The network does something similar: if it is trained, for example, with images of trees, dogs and apples, then when it “sees” a new image of a tree, a dog or an apple, even if partially degraded, it is able to connect it to the correct concept.
The simplest form of the Hopfield network can store a number of memories equal to only about 13% of its number of neurons. A network with one hundred neurons, therefore, can store only 13 memories. The rest of its memory is occupied by “false memories, attractors of the dynamics that do not correspond to any real memory,” Ricci-Tersenghi explains. These spurious memories are configurations that mix elements of real memories — a kind of hallucination — and, besides taking up space in the network’s memory, can also lead it into error.

Daydreaming

To address this problem, algorithms known as “dreaming” have been proposed, inspired by the role of sleep in biological brains. After the learning phase, the network is left to “dream”: starting from random configurations, it explores its own memory and tries to clean it of spurious memories. But if this “cleaning” process goes on for too long, the network ends up erasing correct memories as well, a phenomenon known as catastrophic forgetting.

In 2025, Ricci-Tersenghi and colleagues proposed the Daydreaming algorithm, which carries out learning and cleaning at the same time: the network keeps strengthening correct memories while eliminating spurious ones. “We combined daytime learning with the cleaning and consolidation phase of sleep, as if we were also dreaming during the day,” the researcher explains. Thanks to this strategy, the network’s capacity increased up to the theoretical limit of 100%, meaning one memory for every neuron.

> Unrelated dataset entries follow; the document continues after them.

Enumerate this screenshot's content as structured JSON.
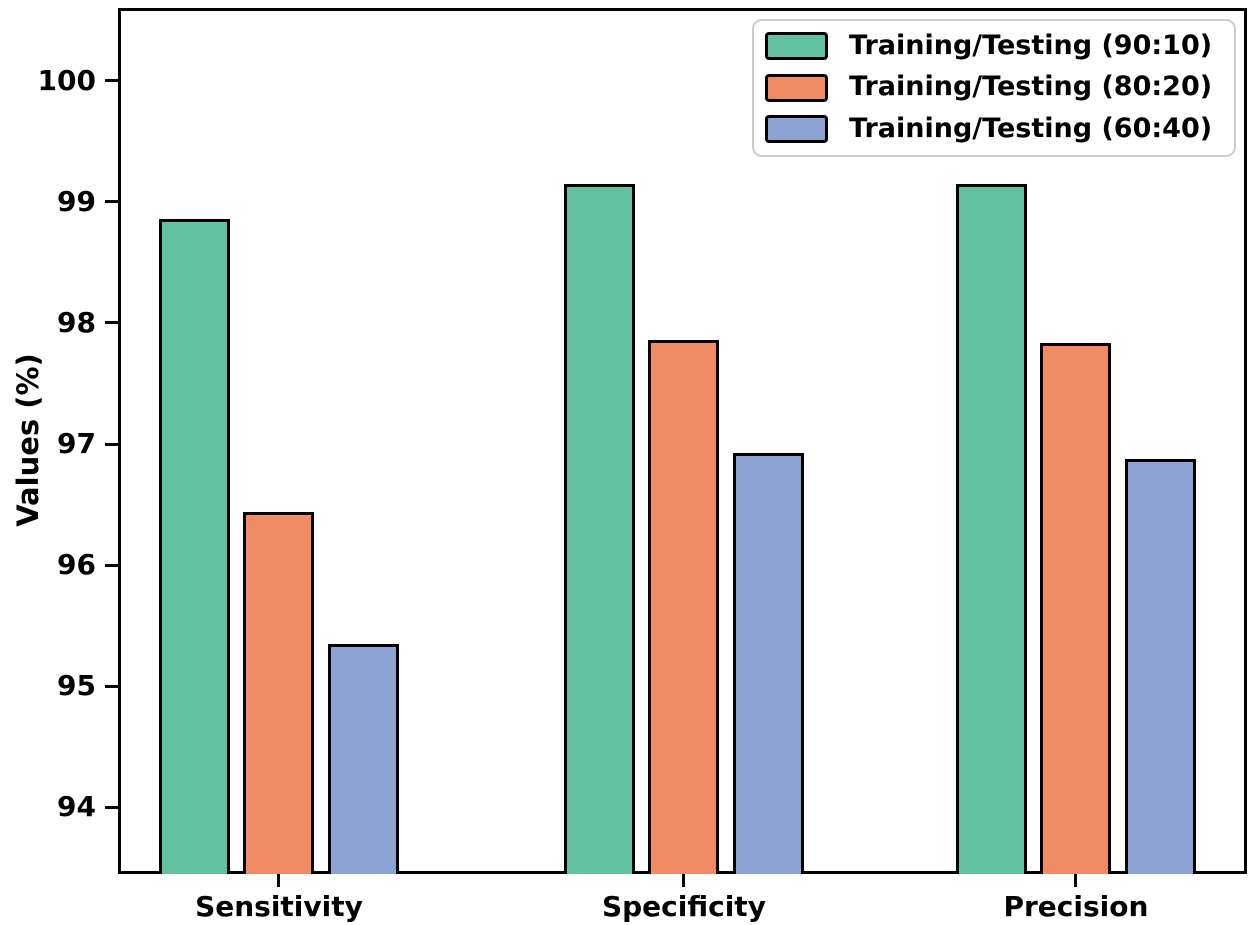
{
  "figure": {
    "background": "#ffffff"
  },
  "chart_data": {
    "type": "bar",
    "title": "",
    "xlabel": "",
    "ylabel": "Values (%)",
    "categories": [
      "Sensitivity",
      "Specificity",
      "Precision"
    ],
    "series": [
      {
        "name": "Training/Testing (90:10)",
        "color": "#62c1a0",
        "values": [
          98.86,
          99.15,
          99.15
        ]
      },
      {
        "name": "Training/Testing (80:20)",
        "color": "#f18b63",
        "values": [
          96.44,
          97.86,
          97.83
        ]
      },
      {
        "name": "Training/Testing (60:40)",
        "color": "#8ba2d2",
        "values": [
          95.35,
          96.93,
          96.88
        ]
      }
    ],
    "ylim": [
      93.45,
      100.6
    ],
    "yticks": [
      94,
      95,
      96,
      97,
      98,
      99,
      100
    ],
    "grid": false,
    "legend_position": "upper right",
    "bar_edge_color": "#000000"
  }
}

Another problem remained, however — one that the original Daydreaming algorithm did not solve. Hopfield networks work very well when they are trained on perfectly balanced data. In the case of black-and-white images, for example, this means that the number of white pixels and black pixels is roughly the same. Real-world data, however, are rarely so orderly. Think of heavily overexposed photographs, in which almost all pixels are white, or of very dark images. In these cases, images become very similar to one another, and the network struggles to understand which features really matter for distinguishing one memory from another.

Focusing on differences

The solutions proposed so far required global operations across the entire network, which are not very plausible from a biological point of view. “It is much more realistic for each decision to be made locally,” Ricci-Tersenghi explains. Biological neurons, in fact, are connected to a limited number of other neurons and never communicate with the whole brain.
In the new work, the researchers propose a local modification of the Daydreaming algorithm based on differences.

The example of face recognition helps to understand the idea. If all photographs are close-ups with a similar background, many pixels will be practically identical in every image. The shared information risks dominating the learning process. “If, instead, we work only on what changes relative to the average face, the differences emerge clearly,” Ricci-Tersenghi explains.

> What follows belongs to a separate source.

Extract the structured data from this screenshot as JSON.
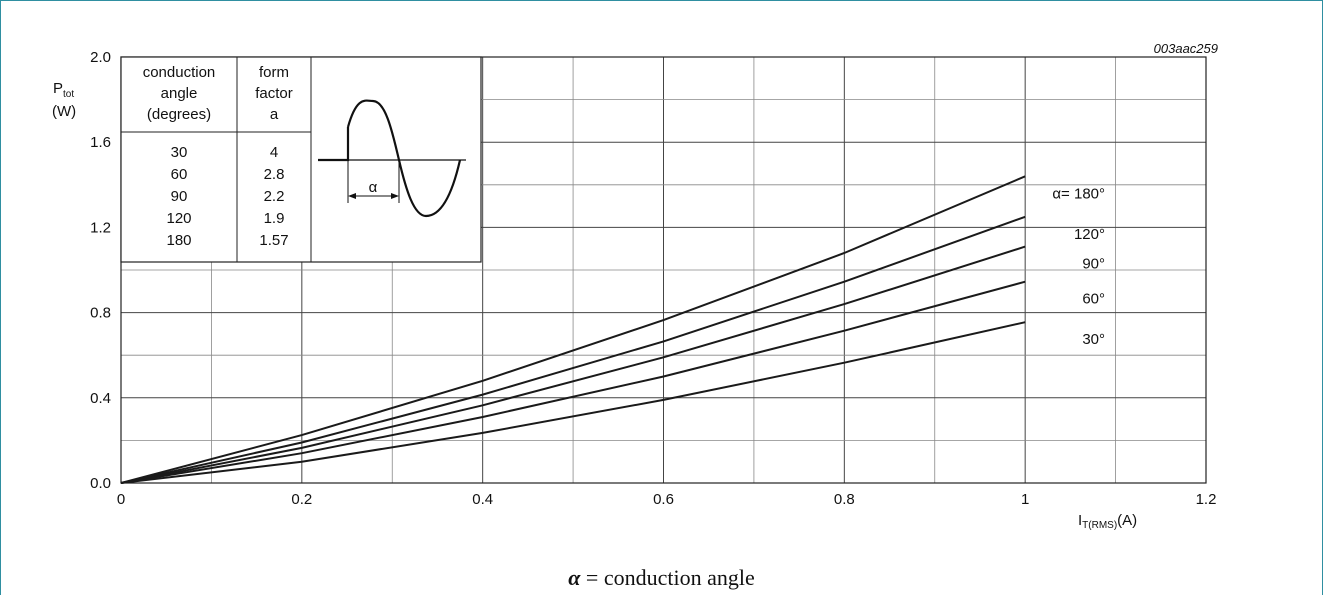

The new version of the algorithm, called Centered Daydreaming, no longer compares the absolute values of pixels, but their differences from the average. In the study, Centered Daydreaming kept the network’s ability to retrieve memories almost unchanged even with strongly biased data. The result extends the algorithm to conditions much closer to those of the real world, without giving up local learning rules, which are considered more biologically plausible.

Understanding how simple, brain-inspired models learn to distinguish what matters from what is irrelevant, Ricci-Tersenghi concludes, could in the future contribute to the development of artificial intelligence systems that are easier to understand and more energy-efficient.